Le cadeau qu'il a voulu offrir avant de redescendre est une interprétation de Space Oddity de David Bowie.

Une évidence, peut-être.

Mais le vidéoclip créé par Hadfield, magnifiquement tourné, monté et... chanté (ça, ce n'est pas évident!) a donné une âme à ce gros tube de métal flottant au-dessus de nous, presque beau sur ces images. C'est très émouvant. Peut-être cette interprétation sera-t-elle dorénavant considérée comme la version définitive du vieux classique, même si l'astronaute en a quelque peu modifié les paroles: aux premières 24 heures de sa mise en ligne, le clip a été vu un million de fois et Bowie lui-même a salué l'événement.

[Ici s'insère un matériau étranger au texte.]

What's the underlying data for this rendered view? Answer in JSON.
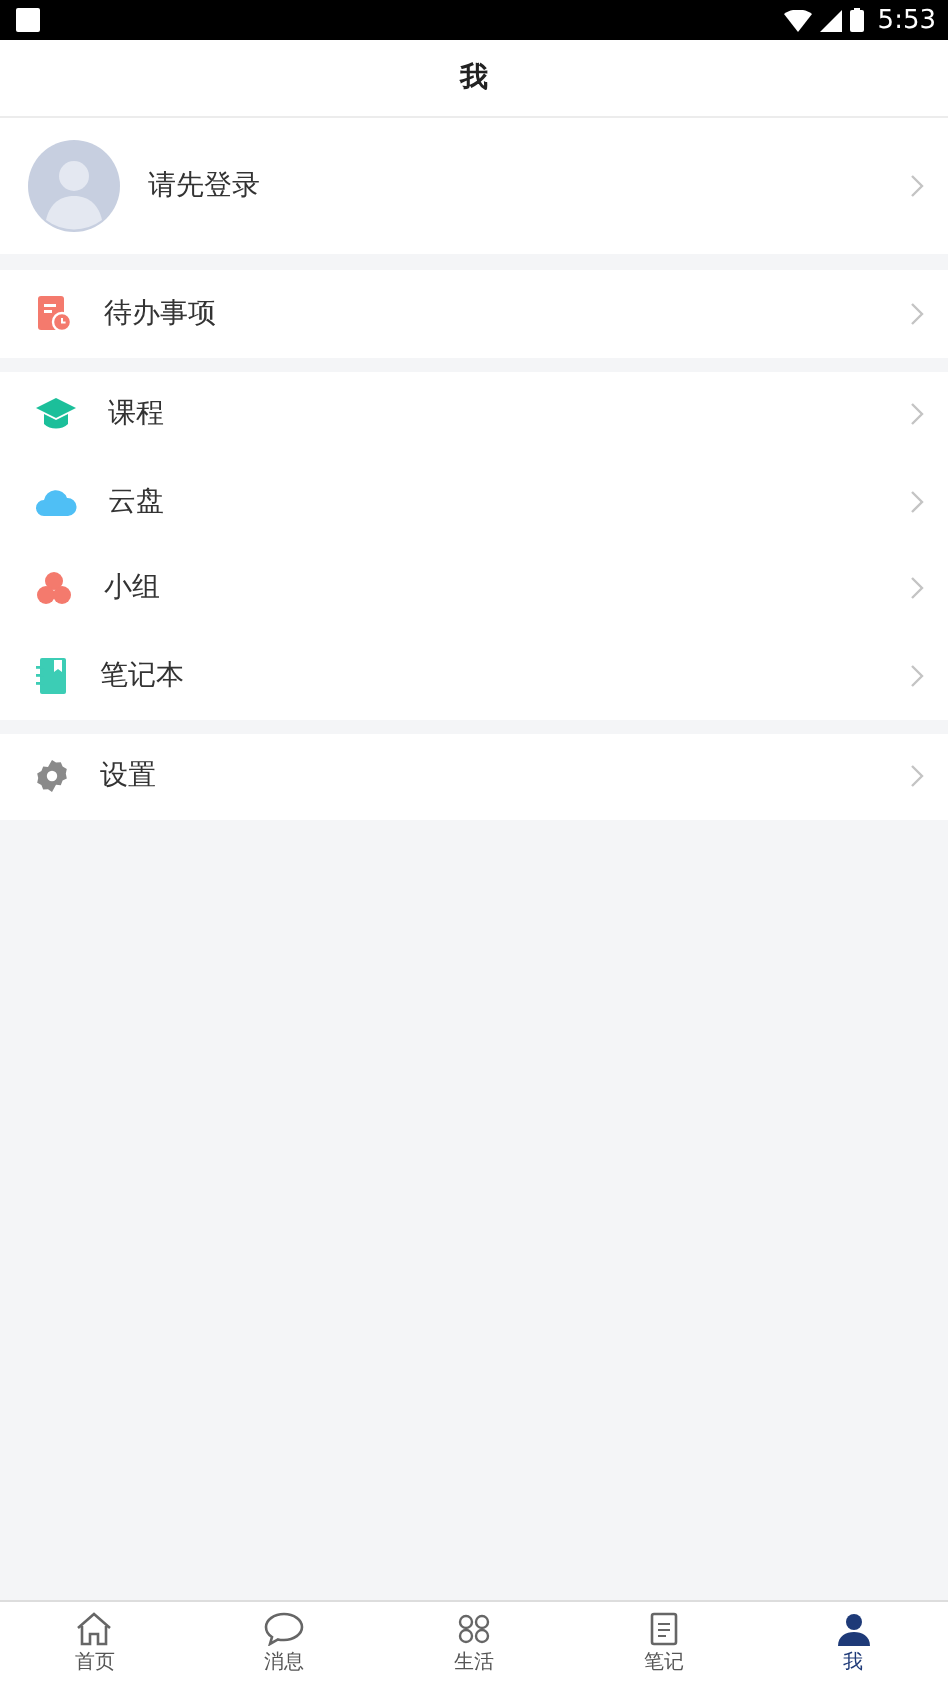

Évidemment, on pourra toujours continuer à dire: l'espace, qu'ossa donne?

Or, il y a plusieurs réponses à cette question. L'exploration, la découverte, le progrès des sciences et des technologies, bien sûr. Mais il y en a une autre, plus convaincante encore et qui n'est pas étrangère à la façon dont Chris Hadfield a accompli sa mission. L'homme explore l'espace pour la même raison qu'il écrit de la poésie, compose de la musique, peint des fresques, élève des monuments. Parce que c'est sa nature, son essence même, que de chercher à savoir et de créer.

Et, à la gloire du Major Tom, d'insuffler une nouvelle vie à une vieille chanson.